Oí pasos en el vestíbulo y después se apagó la luz de la cocina. Los pasos retornaron y comenzaron a subir por la escalera. Me di la vuelta rápidamente y sonreí a mi padre al pasar.

—Bueno, pues eso es lo que te decía, Jamie —dije bastante patéticamente, quedándome seco, metafórica y literalmente.

—No te pases toda la noche al teléfono —me dijo mi padre al pasar, y continuó escaleras arriba.

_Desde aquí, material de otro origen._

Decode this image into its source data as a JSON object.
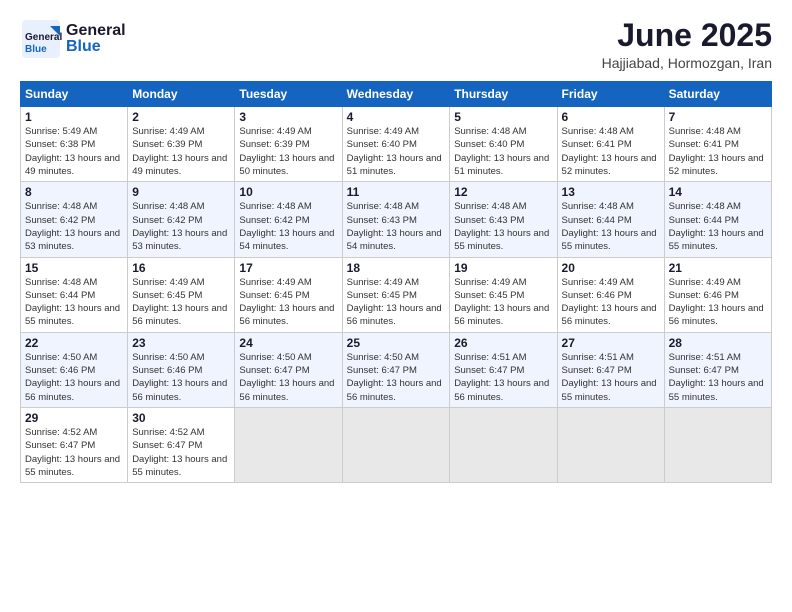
{
  "header": {
    "logo_general": "General",
    "logo_blue": "Blue",
    "month_title": "June 2025",
    "location": "Hajjiabad, Hormozgan, Iran"
  },
  "weekdays": [
    "Sunday",
    "Monday",
    "Tuesday",
    "Wednesday",
    "Thursday",
    "Friday",
    "Saturday"
  ],
  "weeks": [
    [
      {
        "day": "1",
        "sunrise": "5:49 AM",
        "sunset": "6:38 PM",
        "daylight": "13 hours and 49 minutes."
      },
      {
        "day": "2",
        "sunrise": "4:49 AM",
        "sunset": "6:39 PM",
        "daylight": "13 hours and 49 minutes."
      },
      {
        "day": "3",
        "sunrise": "4:49 AM",
        "sunset": "6:39 PM",
        "daylight": "13 hours and 50 minutes."
      },
      {
        "day": "4",
        "sunrise": "4:49 AM",
        "sunset": "6:40 PM",
        "daylight": "13 hours and 51 minutes."
      },
      {
        "day": "5",
        "sunrise": "4:48 AM",
        "sunset": "6:40 PM",
        "daylight": "13 hours and 51 minutes."
      },
      {
        "day": "6",
        "sunrise": "4:48 AM",
        "sunset": "6:41 PM",
        "daylight": "13 hours and 52 minutes."
      },
      {
        "day": "7",
        "sunrise": "4:48 AM",
        "sunset": "6:41 PM",
        "daylight": "13 hours and 52 minutes."
      }
    ],
    [
      {
        "day": "8",
        "sunrise": "4:48 AM",
        "sunset": "6:42 PM",
        "daylight": "13 hours and 53 minutes."
      },
      {
        "day": "9",
        "sunrise": "4:48 AM",
        "sunset": "6:42 PM",
        "daylight": "13 hours and 53 minutes."
      },
      {
        "day": "10",
        "sunrise": "4:48 AM",
        "sunset": "6:42 PM",
        "daylight": "13 hours and 54 minutes."
      },
      {
        "day": "11",
        "sunrise": "4:48 AM",
        "sunset": "6:43 PM",
        "daylight": "13 hours and 54 minutes."
      },
      {
        "day": "12",
        "sunrise": "4:48 AM",
        "sunset": "6:43 PM",
        "daylight": "13 hours and 55 minutes."
      },
      {
        "day": "13",
        "sunrise": "4:48 AM",
        "sunset": "6:44 PM",
        "daylight": "13 hours and 55 minutes."
      },
      {
        "day": "14",
        "sunrise": "4:48 AM",
        "sunset": "6:44 PM",
        "daylight": "13 hours and 55 minutes."
      }
    ],
    [
      {
        "day": "15",
        "sunrise": "4:48 AM",
        "sunset": "6:44 PM",
        "daylight": "13 hours and 55 minutes."
      },
      {
        "day": "16",
        "sunrise": "4:49 AM",
        "sunset": "6:45 PM",
        "daylight": "13 hours and 56 minutes."
      },
      {
        "day": "17",
        "sunrise": "4:49 AM",
        "sunset": "6:45 PM",
        "daylight": "13 hours and 56 minutes."
      },
      {
        "day": "18",
        "sunrise": "4:49 AM",
        "sunset": "6:45 PM",
        "daylight": "13 hours and 56 minutes."
      },
      {
        "day": "19",
        "sunrise": "4:49 AM",
        "sunset": "6:45 PM",
        "daylight": "13 hours and 56 minutes."
      },
      {
        "day": "20",
        "sunrise": "4:49 AM",
        "sunset": "6:46 PM",
        "daylight": "13 hours and 56 minutes."
      },
      {
        "day": "21",
        "sunrise": "4:49 AM",
        "sunset": "6:46 PM",
        "daylight": "13 hours and 56 minutes."
      }
    ],
    [
      {
        "day": "22",
        "sunrise": "4:50 AM",
        "sunset": "6:46 PM",
        "daylight": "13 hours and 56 minutes."
      },
      {
        "day": "23",
        "sunrise": "4:50 AM",
        "sunset": "6:46 PM",
        "daylight": "13 hours and 56 minutes."
      },
      {
        "day": "24",
        "sunrise": "4:50 AM",
        "sunset": "6:47 PM",
        "daylight": "13 hours and 56 minutes."
      },
      {
        "day": "25",
        "sunrise": "4:50 AM",
        "sunset": "6:47 PM",
        "daylight": "13 hours and 56 minutes."
      },
      {
        "day": "26",
        "sunrise": "4:51 AM",
        "sunset": "6:47 PM",
        "daylight": "13 hours and 56 minutes."
      },
      {
        "day": "27",
        "sunrise": "4:51 AM",
        "sunset": "6:47 PM",
        "daylight": "13 hours and 55 minutes."
      },
      {
        "day": "28",
        "sunrise": "4:51 AM",
        "sunset": "6:47 PM",
        "daylight": "13 hours and 55 minutes."
      }
    ],
    [
      {
        "day": "29",
        "sunrise": "4:52 AM",
        "sunset": "6:47 PM",
        "daylight": "13 hours and 55 minutes."
      },
      {
        "day": "30",
        "sunrise": "4:52 AM",
        "sunset": "6:47 PM",
        "daylight": "13 hours and 55 minutes."
      },
      null,
      null,
      null,
      null,
      null
    ]
  ]
}
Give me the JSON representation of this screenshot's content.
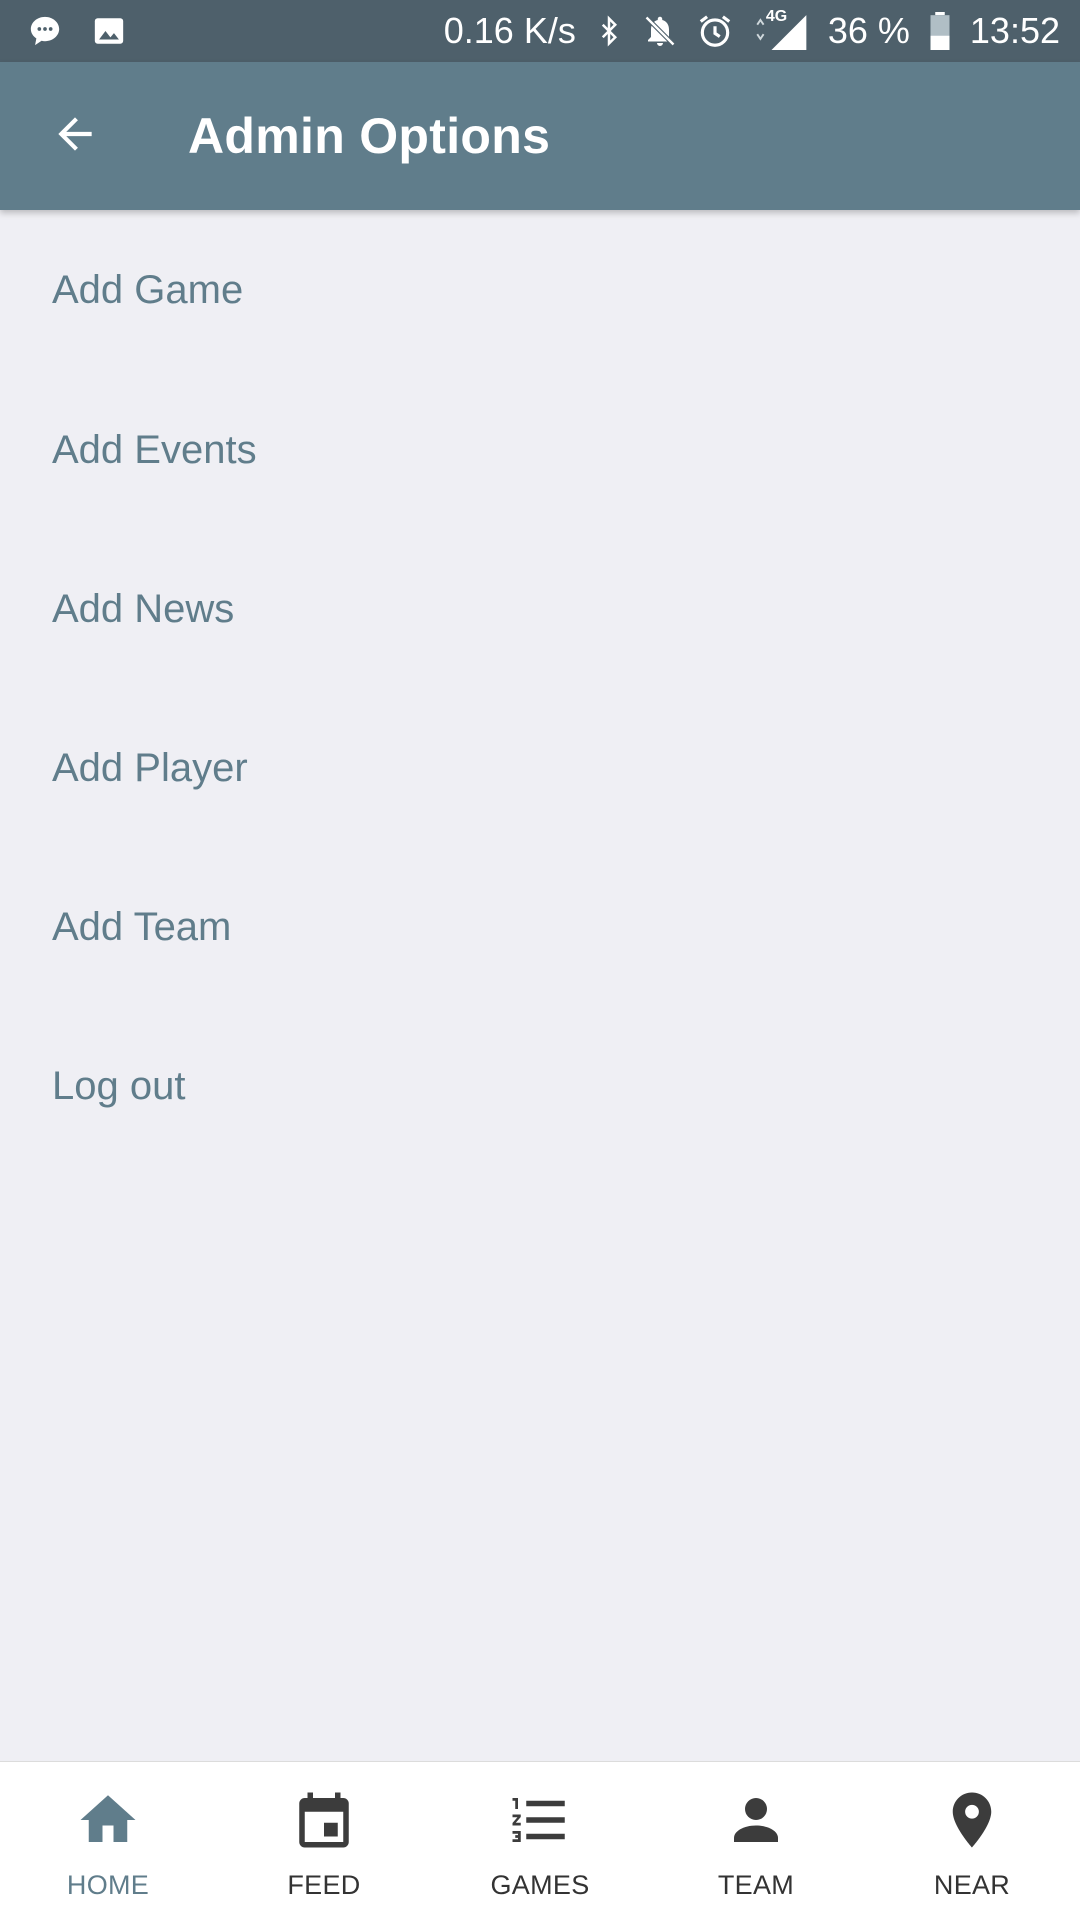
{
  "status_bar": {
    "network_speed": "0.16 K/s",
    "network_type": "4G",
    "battery": "36 %",
    "time": "13:52",
    "icons": [
      "chat-bubble-icon",
      "image-icon",
      "bluetooth-icon",
      "bell-off-icon",
      "alarm-icon",
      "signal-icon",
      "battery-icon"
    ]
  },
  "app_bar": {
    "title": "Admin Options",
    "back_icon": "arrow-back-icon"
  },
  "menu": {
    "items": [
      {
        "label": "Add Game"
      },
      {
        "label": "Add Events"
      },
      {
        "label": "Add News"
      },
      {
        "label": "Add Player"
      },
      {
        "label": "Add Team"
      },
      {
        "label": "Log out"
      }
    ]
  },
  "bottom_nav": {
    "items": [
      {
        "label": "HOME",
        "icon": "home-icon",
        "active": true
      },
      {
        "label": "FEED",
        "icon": "calendar-icon",
        "active": false
      },
      {
        "label": "GAMES",
        "icon": "numbered-list-icon",
        "active": false
      },
      {
        "label": "TEAM",
        "icon": "person-icon",
        "active": false
      },
      {
        "label": "NEAR",
        "icon": "location-pin-icon",
        "active": false
      }
    ]
  },
  "colors": {
    "status_bar": "#4e606b",
    "app_bar": "#607d8b",
    "background": "#efeff4",
    "menu_text": "#607d8b",
    "nav_active": "#607d8b",
    "nav_inactive": "#333333"
  }
}
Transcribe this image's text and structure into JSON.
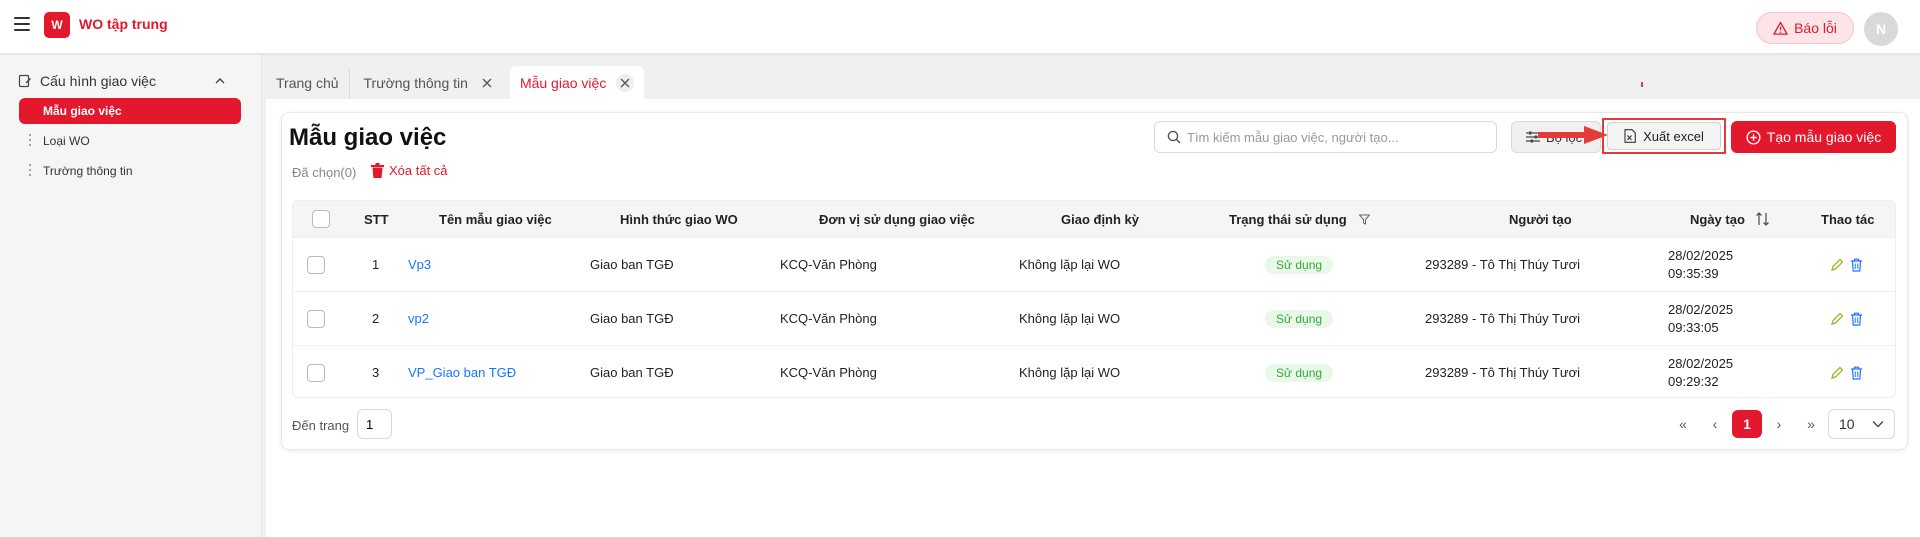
{
  "header": {
    "app_title": "WO tập trung",
    "logo_text": "W",
    "report_label": "Báo lỗi",
    "avatar_initial": "N"
  },
  "sidebar": {
    "group_label": "Cấu hình giao việc",
    "items": [
      {
        "label": "Mẫu giao việc",
        "active": true
      },
      {
        "label": "Loại WO",
        "active": false
      },
      {
        "label": "Trường thông tin",
        "active": false
      }
    ]
  },
  "tabs": [
    {
      "label": "Trang chủ"
    },
    {
      "label": "Trường thông tin"
    },
    {
      "label": "Mẫu giao việc"
    }
  ],
  "page": {
    "title": "Mẫu giao việc",
    "selected_count": "Đã chọn(0)",
    "clear_all": "Xóa tất cả",
    "search_placeholder": "Tìm kiếm mẫu giao việc, người tạo...",
    "filter_label": "Bộ lọc",
    "export_label": "Xuất excel",
    "create_label": "Tạo mẫu giao việc"
  },
  "table": {
    "headers": {
      "stt": "STT",
      "name": "Tên mẫu giao việc",
      "form": "Hình thức giao WO",
      "unit": "Đơn vị sử dụng giao việc",
      "periodic": "Giao định kỳ",
      "status": "Trạng thái sử dụng",
      "creator": "Người tạo",
      "created": "Ngày tạo",
      "actions": "Thao tác"
    },
    "rows": [
      {
        "stt": "1",
        "name": "Vp3",
        "form": "Giao ban TGĐ",
        "unit": "KCQ-Văn Phòng",
        "periodic": "Không lặp lại WO",
        "status": "Sử dụng",
        "creator": "293289 - Tô Thị Thúy Tươi",
        "date": "28/02/2025",
        "time": "09:35:39"
      },
      {
        "stt": "2",
        "name": "vp2",
        "form": "Giao ban TGĐ",
        "unit": "KCQ-Văn Phòng",
        "periodic": "Không lặp lại WO",
        "status": "Sử dụng",
        "creator": "293289 - Tô Thị Thúy Tươi",
        "date": "28/02/2025",
        "time": "09:33:05"
      },
      {
        "stt": "3",
        "name": "VP_Giao ban TGĐ",
        "form": "Giao ban TGĐ",
        "unit": "KCQ-Văn Phòng",
        "periodic": "Không lặp lại WO",
        "status": "Sử dụng",
        "creator": "293289 - Tô Thị Thúy Tươi",
        "date": "28/02/2025",
        "time": "09:29:32"
      }
    ]
  },
  "pagination": {
    "goto_label": "Đến trang",
    "goto_value": "1",
    "first": "«",
    "prev": "‹",
    "current": "1",
    "next": "›",
    "last": "»",
    "page_size": "10"
  },
  "colors": {
    "brand": "#e3182d",
    "link": "#1677ff",
    "status_green": "#39a839",
    "highlight": "#e43a3a"
  }
}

—¡Muy bien, papá! —exclamé alegremente mientras comenzaba a experimentar ese dolor cerca de la vejiga que me entra cuando las cosas me van especialmente mal y no veo ninguna salida.

—¡Aaaaauuuuu!

Me aparté el teléfono de la oreja y me quedé mirándolo un segundo. No estaba seguro de quién había emitido el sonido, si Eric o el perro.

—¿Hola? ¿Hola? —susurré enfebrecido, levantando la vista para ver cómo la sombra de mi padre desaparecía de la pared del primer piso.

—¡Aaaoooguaaaooouuu! —llegaba el sonido a través de la línea. Me estremecí y di un paso atrás. Dios mío, ¿qué le estaba haciendo a aquel animal? Entonces oí un ruido metálico en el auricular y un grito como un insulto, y el teléfono volvió a matraquear y a golpearse—. Pequeño granuja… ¡Aaargh! Joder! ¡Mierda! Vuelve, pequeño…

—¡Hola! ¡Eric! ¡Digo… Frank! Quiero decir… ¡Hola! ¿Qué pasa? —susurré mirando de nuevo hacia arriba en busca de sombras, encorvándome alrededor del teléfono y cubriéndome la boca con la mano libre—. ¿Hola?

Se oyó un estruendo y a continuación un «¡Tú te lo has buscado!», seguido de un grito que pudo escucharse muy cerca del teléfono, y después otro golpe. Durante un tiempo se oyeron ruiditos indefinidos pero, aunque me esforcé, no pude adivinar de dónde provenían, y podían haber sido simples interferencias de la línea. Me preguntaba si debería colgar el teléfono, y estaba a punto de hacerlo cuando regresó la voz de Eric farfullando algo que no entendí.